As Fannie Mae and Freddie Mac continue in one of their stated missions – reducing taxpayer risk through the offering of credit risk-sharing deals – the performance of the risk-sharing mortgage bonds remains strong, Fitch Ratings said in a new report.
The performance of the risk-sharing bonds has remained strong even as Freddie recently introduced risk-sharing deals that featured the first-loss position and the actual loss position, both of which were new risk-sharing deal structures.
According to Fitch’s report, the risk-sharing deals continue to feature strong credit characteristics, and some of the recent GSE deals even display a slight expansion of the credit box.
The weighted average FICO score of borrowers in risk-sharing deals issued in the first quarter of 2015 was 752, down from the 765 seen in the inaugural transactions issued in 2013, Fitch said in the report.
But even with the inclusion of slightly weaker borrowers, agency mortgages included in recent reference pools continue to show better credit attributes than historical averages, according to Fitch Director Sean Nelson.
“The drop in credit scores among GSE risk-sharing transactions since 2013 is notable, but the average FICOs in the most recent transactions are still 30 points higher than those seen in strong performing vintages originated prior to 2005,” Nelson said.
Fitch’s report also showed that the GSE risk-sharing bonds displayed clean performance to date – a reflection of the high credit quality of the borrowers – with only 0.3% of the borrowers in the risk-sharing deals currently delinquent.
Additionally, while the rate of repurchases, compared with credit events, has slowed as of late, both metrics make up an immaterial amount of the total pool at less than 3.0 basis points each, Fitch said.
Also, Fitch reports that prepayment speeds have averaged above 15% for loans originated within the past year and after the increase in mortgage rates in the second half of 2013.
Fitch also expects the GSE risk-sharing transactions to contribute a consistent supply to the market for the foreseeable future.
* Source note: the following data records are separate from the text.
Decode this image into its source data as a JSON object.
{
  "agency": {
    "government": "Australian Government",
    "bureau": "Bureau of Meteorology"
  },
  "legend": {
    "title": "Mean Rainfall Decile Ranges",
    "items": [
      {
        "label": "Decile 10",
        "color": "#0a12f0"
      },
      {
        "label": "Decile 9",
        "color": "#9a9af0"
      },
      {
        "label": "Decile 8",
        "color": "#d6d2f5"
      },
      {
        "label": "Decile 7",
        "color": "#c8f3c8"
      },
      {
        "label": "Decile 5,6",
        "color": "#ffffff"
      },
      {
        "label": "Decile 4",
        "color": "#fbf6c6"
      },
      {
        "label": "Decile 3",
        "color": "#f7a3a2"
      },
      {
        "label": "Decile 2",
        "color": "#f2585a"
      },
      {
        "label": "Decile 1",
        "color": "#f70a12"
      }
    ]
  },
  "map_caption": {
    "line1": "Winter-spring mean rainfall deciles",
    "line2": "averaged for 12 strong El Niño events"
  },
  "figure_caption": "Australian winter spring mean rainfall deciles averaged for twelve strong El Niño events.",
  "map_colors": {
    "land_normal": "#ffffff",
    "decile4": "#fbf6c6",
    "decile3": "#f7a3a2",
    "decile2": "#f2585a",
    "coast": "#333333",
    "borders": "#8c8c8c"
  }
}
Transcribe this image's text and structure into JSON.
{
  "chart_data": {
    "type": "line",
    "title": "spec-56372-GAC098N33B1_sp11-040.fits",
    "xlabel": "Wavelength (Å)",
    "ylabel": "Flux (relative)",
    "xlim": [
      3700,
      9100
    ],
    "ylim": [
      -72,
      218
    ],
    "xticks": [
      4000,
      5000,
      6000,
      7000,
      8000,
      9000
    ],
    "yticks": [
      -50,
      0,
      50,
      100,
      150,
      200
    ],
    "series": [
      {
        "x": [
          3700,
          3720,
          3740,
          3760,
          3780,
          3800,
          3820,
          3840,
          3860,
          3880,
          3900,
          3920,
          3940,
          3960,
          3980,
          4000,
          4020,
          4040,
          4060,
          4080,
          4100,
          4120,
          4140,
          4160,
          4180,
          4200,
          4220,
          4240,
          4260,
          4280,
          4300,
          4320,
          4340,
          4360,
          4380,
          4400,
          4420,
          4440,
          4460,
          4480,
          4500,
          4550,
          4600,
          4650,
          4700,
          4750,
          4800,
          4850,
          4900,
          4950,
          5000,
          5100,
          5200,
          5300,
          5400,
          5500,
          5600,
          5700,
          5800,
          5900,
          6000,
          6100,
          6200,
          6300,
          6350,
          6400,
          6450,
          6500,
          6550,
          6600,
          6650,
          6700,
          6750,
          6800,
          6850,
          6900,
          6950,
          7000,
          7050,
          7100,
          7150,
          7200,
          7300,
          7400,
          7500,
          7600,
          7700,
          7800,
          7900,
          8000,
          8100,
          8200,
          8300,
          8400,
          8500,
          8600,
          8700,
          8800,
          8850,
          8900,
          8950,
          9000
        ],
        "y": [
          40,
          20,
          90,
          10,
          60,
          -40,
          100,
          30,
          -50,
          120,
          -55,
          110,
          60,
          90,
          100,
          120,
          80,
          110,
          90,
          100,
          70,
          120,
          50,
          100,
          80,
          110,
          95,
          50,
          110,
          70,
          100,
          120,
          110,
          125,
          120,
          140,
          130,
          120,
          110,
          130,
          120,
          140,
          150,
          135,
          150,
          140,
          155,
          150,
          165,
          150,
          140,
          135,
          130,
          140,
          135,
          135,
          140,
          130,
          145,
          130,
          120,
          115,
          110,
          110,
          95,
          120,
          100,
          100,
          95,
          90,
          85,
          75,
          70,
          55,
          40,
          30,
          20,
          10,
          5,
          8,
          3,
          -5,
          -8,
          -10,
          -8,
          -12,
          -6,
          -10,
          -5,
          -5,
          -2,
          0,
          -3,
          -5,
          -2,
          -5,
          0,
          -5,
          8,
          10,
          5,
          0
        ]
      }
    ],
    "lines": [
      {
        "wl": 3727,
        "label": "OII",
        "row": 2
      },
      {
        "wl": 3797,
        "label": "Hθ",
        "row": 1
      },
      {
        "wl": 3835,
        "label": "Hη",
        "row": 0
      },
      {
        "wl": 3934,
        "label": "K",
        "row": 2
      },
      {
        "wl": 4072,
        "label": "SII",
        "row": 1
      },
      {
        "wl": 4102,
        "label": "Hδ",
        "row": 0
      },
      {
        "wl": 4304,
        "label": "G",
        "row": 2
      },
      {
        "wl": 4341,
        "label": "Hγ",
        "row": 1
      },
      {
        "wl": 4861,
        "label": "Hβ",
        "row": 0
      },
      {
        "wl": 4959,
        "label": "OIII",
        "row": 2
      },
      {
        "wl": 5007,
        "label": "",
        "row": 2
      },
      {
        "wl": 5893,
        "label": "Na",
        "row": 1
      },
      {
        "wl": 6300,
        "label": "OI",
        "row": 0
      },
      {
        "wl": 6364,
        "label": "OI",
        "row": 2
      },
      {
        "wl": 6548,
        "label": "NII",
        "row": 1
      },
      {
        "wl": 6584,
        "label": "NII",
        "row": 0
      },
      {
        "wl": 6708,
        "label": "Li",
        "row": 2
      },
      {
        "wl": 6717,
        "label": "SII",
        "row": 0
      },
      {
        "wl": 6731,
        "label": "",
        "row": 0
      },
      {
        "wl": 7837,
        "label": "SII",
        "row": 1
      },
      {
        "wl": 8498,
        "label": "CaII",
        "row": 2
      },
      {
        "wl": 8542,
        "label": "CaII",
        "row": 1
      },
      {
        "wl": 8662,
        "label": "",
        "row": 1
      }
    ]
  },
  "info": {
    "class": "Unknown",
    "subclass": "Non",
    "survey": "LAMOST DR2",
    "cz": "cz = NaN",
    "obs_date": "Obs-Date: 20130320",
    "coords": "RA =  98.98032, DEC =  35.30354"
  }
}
The first quarter of 2015 started off strong, Fitch said, with Fannie and Freddie issuing roughly $2.3 billion, surpassing the total issuance from 2013. Roughly $10.8 billion was issued in 2014.
Recently, Freddie upsized STACR Series 2015-DNA1, which was the first risk-sharing deal to feature the actual loss position. Freddie cited market demand as it increased the deal from $720 million to $1.01 billion.
"We see actual loss-based risk transfer as more sustainable over the long run than calculated loss risk transfer deals, and we are very happy with the initial positive demand from investors," Mike Reynolds, Freddie Mac vice president of credit risk transfer, said recently. "We look forward to integrating actual loss into future transactions."